Please note that “performance” is in the eyes of the organizational designer.  A well-designed high-accountability organization can perform well at being accountable.  A well-designed innovative organization can perform well at being innovative.  But achieving high levels of performance on both of these dimensions at the same time—the desire of almost every organizational leader—is difficult if not impossible.

Put differently, all organizational designs involve tradeoffs that yield the profound implication that a single organization cannot accomplish all goals equally well, at least not at the same time.  So don’t expect high levels of innovation when your current organizational design and environment are focused on cost containment.

So what is a leader to do?  Is innovation impossible during an age of austerity?  I believe that with the appropriate leadership, you and your employees can innovate, at least a little.  The key to innovating in such an environment is that you, as the leader, must lead the innovation effort. 

In the current atmosphere, employees will not innovate on their own, even if you ask them to.  Delegating innovation is not feasible because the organizational design and culture is encouraging them not to innovate.  But, if you lead the innovation team, your employees are more likely to participate and try to innovate.  With you leading the team, they have the opportunity to get your attention, to learn from you, and to understand what you think is important.  Your time is valuable to them.  They also will understand that, as the leader of the innovation team, you will provide protection from bad things happening to them if the innovation does not go well.  Your leadership can make the difference.

The downside of you leading the innovation team is that we all have a finite amount of time and attention.  If you lead the team, you have to make trade-offs and let something go or slide.  In essence, when you cannot delegate to others, your time and attention become the innovation bottleneck.  
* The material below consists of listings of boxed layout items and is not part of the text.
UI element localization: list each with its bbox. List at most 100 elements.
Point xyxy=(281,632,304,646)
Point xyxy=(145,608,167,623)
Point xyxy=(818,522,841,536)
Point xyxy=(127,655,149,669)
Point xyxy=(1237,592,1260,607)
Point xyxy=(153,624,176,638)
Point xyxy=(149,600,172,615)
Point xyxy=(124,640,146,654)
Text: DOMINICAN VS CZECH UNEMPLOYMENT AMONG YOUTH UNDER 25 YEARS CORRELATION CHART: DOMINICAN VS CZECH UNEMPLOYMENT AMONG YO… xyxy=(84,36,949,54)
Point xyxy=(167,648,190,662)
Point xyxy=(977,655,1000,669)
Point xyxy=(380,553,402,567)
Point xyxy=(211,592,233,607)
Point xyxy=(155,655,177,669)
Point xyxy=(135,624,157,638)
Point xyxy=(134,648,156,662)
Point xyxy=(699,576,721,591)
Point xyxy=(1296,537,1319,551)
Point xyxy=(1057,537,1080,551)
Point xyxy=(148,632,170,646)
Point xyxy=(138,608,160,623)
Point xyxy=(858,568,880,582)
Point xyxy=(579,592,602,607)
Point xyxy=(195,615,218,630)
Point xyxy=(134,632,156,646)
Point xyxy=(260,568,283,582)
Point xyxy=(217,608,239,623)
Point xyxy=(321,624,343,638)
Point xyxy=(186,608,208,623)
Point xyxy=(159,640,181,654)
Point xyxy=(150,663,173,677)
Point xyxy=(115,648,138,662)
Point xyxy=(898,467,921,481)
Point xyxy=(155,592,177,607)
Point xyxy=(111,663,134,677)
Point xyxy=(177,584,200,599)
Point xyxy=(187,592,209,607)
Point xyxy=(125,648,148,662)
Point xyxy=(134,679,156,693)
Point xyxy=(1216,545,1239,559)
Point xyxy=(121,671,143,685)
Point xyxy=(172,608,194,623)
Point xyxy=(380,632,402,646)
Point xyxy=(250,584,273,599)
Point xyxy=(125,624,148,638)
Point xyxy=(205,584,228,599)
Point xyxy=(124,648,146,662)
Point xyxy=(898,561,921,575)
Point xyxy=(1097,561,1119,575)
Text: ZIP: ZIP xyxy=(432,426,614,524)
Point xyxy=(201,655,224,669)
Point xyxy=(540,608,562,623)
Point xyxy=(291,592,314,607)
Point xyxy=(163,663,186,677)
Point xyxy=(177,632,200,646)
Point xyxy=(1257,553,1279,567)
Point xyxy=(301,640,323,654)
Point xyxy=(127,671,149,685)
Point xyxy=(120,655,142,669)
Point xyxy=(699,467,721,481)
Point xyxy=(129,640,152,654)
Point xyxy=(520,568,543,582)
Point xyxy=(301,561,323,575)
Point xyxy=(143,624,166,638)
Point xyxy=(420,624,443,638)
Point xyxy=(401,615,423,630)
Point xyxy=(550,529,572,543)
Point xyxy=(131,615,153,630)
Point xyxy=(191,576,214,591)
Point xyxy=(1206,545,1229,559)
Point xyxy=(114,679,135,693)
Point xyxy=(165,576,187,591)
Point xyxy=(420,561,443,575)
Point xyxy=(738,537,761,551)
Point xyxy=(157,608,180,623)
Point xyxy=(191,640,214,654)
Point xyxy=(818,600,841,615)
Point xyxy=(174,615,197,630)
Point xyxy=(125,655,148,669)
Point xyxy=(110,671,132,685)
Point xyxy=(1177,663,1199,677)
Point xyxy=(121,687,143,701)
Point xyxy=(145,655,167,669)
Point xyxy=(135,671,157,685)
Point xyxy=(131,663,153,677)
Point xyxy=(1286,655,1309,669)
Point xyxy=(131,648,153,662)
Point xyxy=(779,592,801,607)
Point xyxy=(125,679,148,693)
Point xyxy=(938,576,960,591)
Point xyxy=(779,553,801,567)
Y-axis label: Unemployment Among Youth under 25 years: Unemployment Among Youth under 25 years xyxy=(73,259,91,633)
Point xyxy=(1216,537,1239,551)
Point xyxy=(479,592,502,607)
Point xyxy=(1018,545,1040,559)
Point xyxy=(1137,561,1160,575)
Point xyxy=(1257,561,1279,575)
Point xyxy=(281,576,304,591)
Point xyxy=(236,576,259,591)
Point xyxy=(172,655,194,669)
Innovating within the government context during the age of austerity is more than difficult.  Pressures from accountability, performance measurement, ferreting out waste and fraud, and reducing costs all work against taking the risks needed for innovation.  Therefore, leaders should not expect much innovation from their workforce unless they lead the innovation effort themselves.  I encourage you to lead your innovation team but also to recognize what trade-offs you are making by doing so.